> From: Chuck Norcutt <chucknorcutt@xxxxxxxxxxx>
>
> Unfortunately, the Y2K crisis was real and
> had nothing to do with the inherhent capabilities of the computers
> involved.
Well, it did, actually. If you used your operating system's date and
time facilities, you either had the problem at a very deep level, or
you didn't have it at all.
I agree that if you IGNORED your platform's date and time facilities
and went your own damn way, you could have had problems no matter what
you were on, but I never met any of THAT software! I've avoided bad
ports of other computer's software like the plague!
Keeping away from any computer anyone here might be emotionally
involved with, the Unix computers that run the Internet had no problem,
for example, while many banking systems that ran COBOL on old
mainframes did.
The reason Peak Oil is different than Y2K is that it is not an event.
People everywhere could imagine what midnight on December 31, 1999
might do. They have no idea what slowly going from increasing oil
supply, to flat, to decreasing is going to do.
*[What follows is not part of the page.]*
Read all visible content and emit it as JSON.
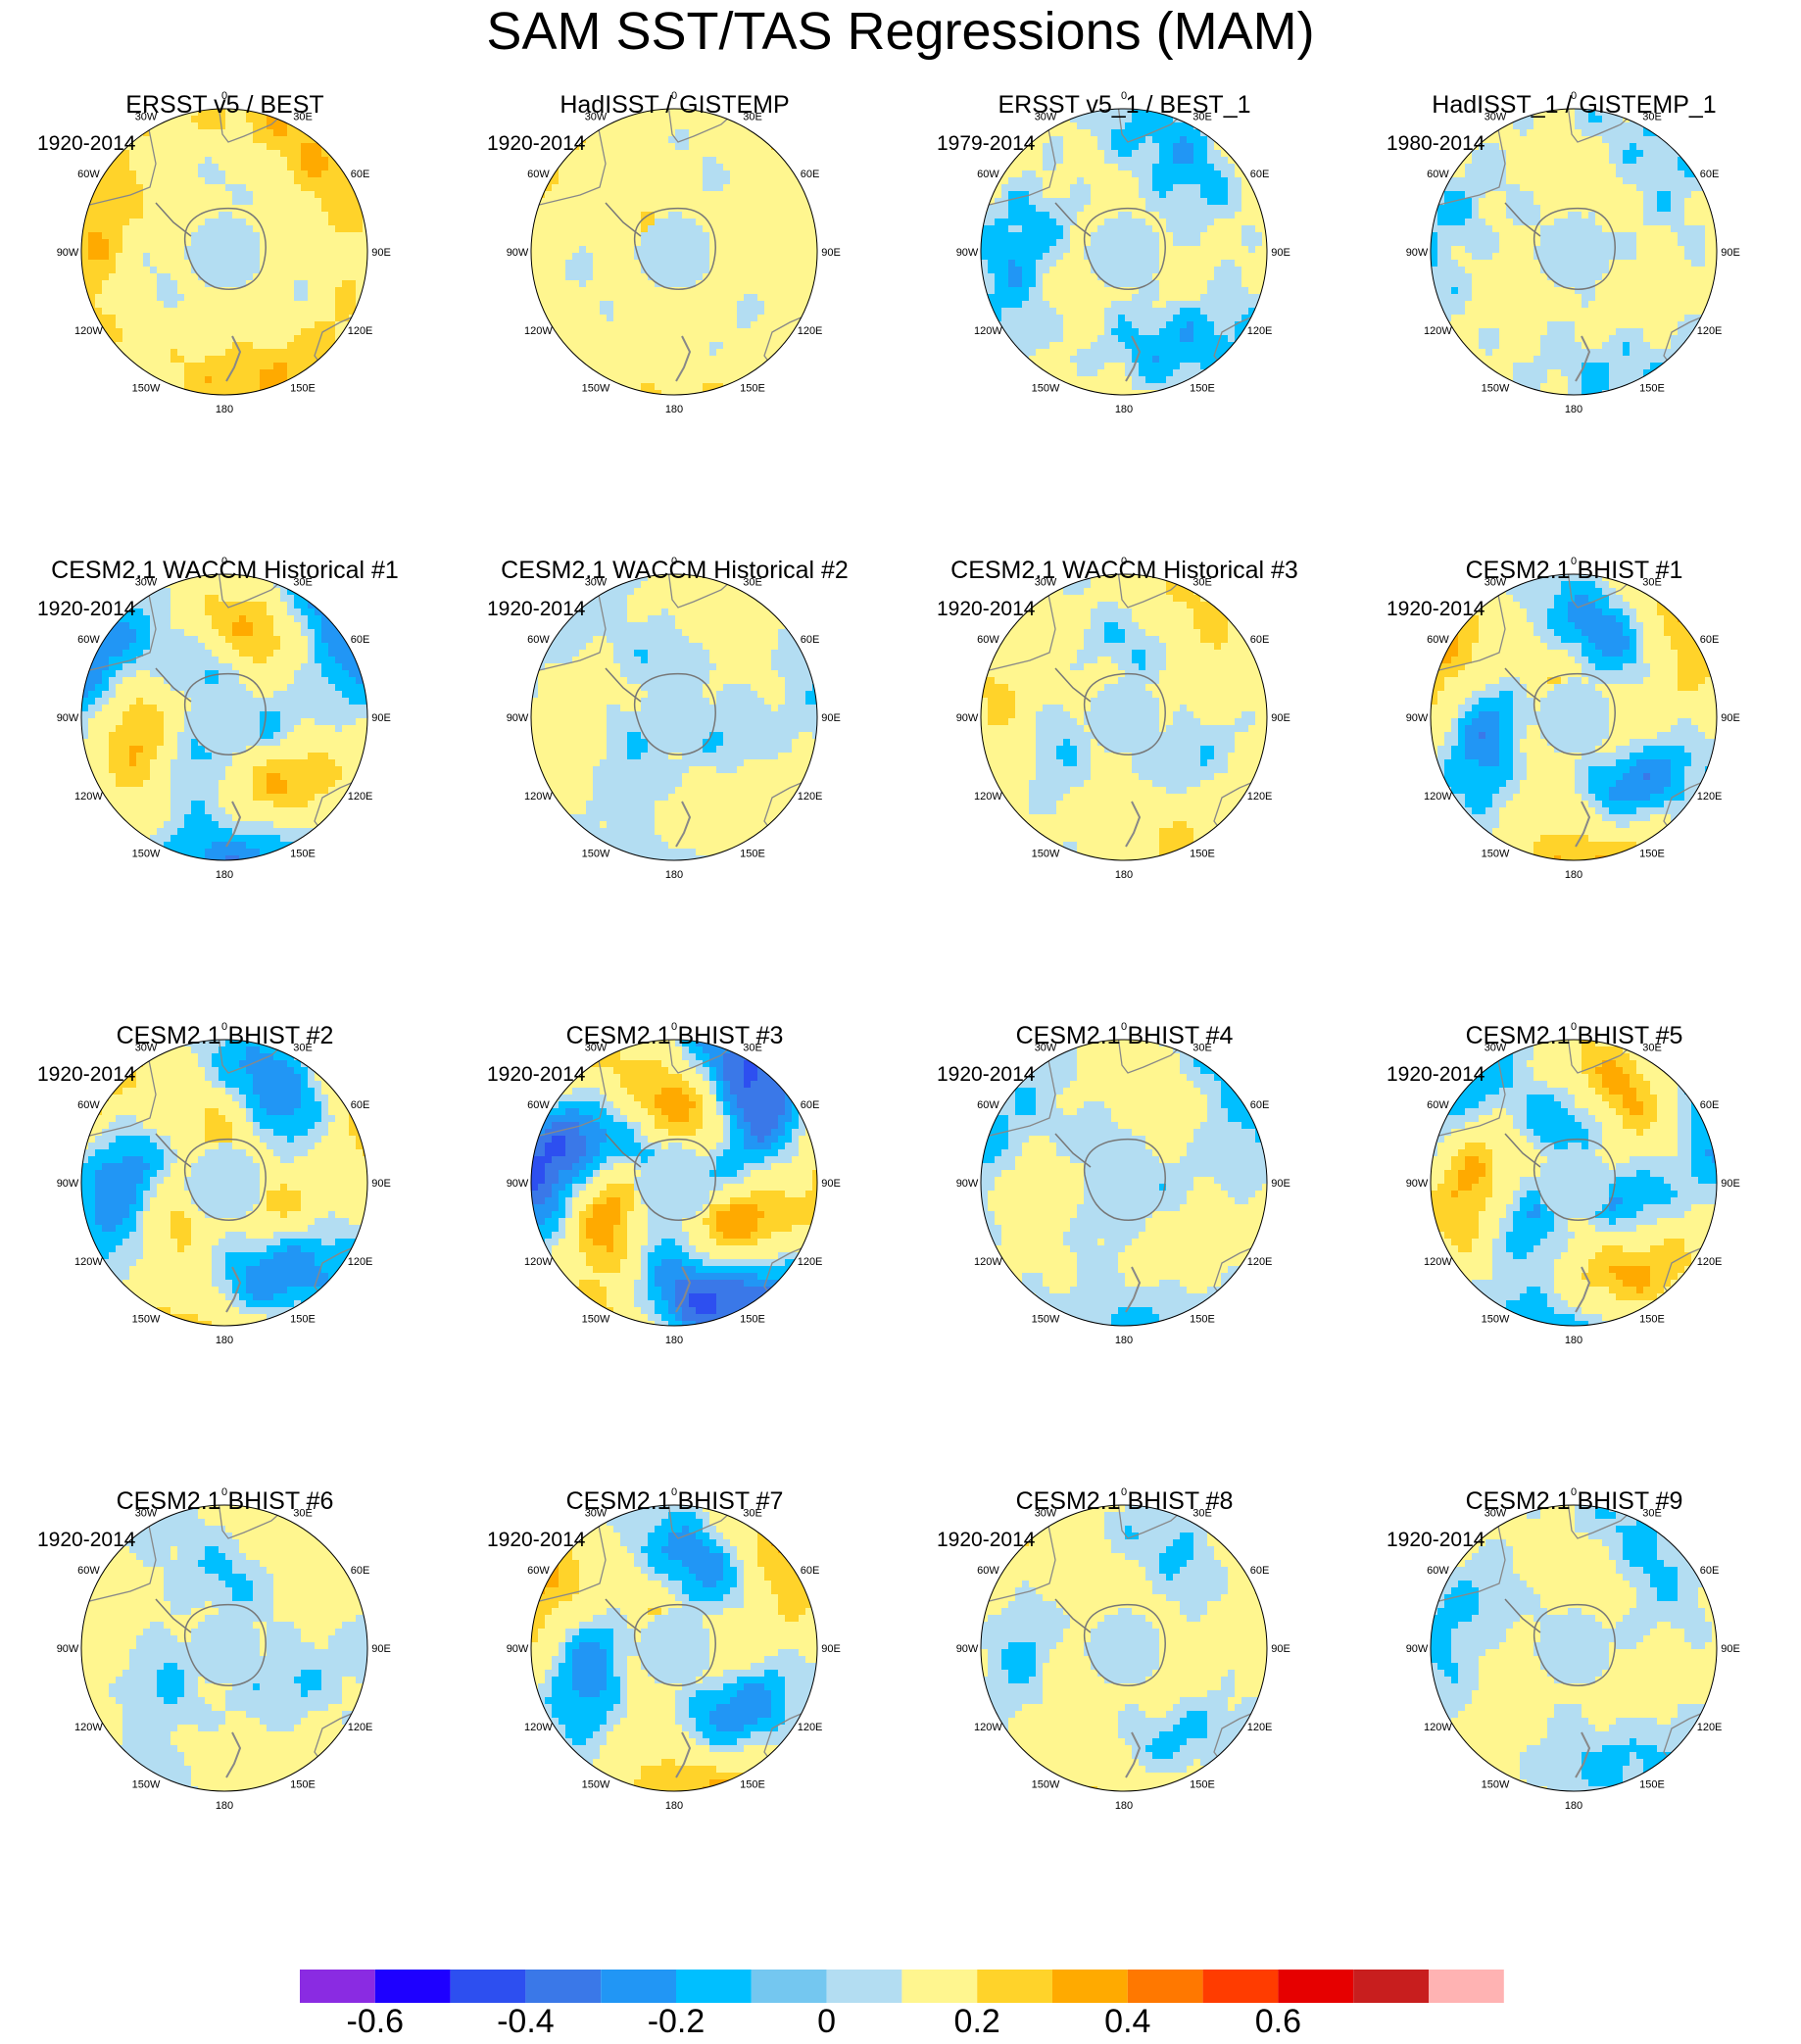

People don't prepare
well for things that happen in nearly imperceptible increments.
OM content regarding perceptible increments: I just taught a unit on
depth of field, and used a sequence of the same scene (near flowers,
far tree), shot with the Zuiko 300/4.5 at f4, f8, f16, and f32. People
really "get it" when they see that sequence!
:::: Some call it vision; some call it temporal lobe epilepsy.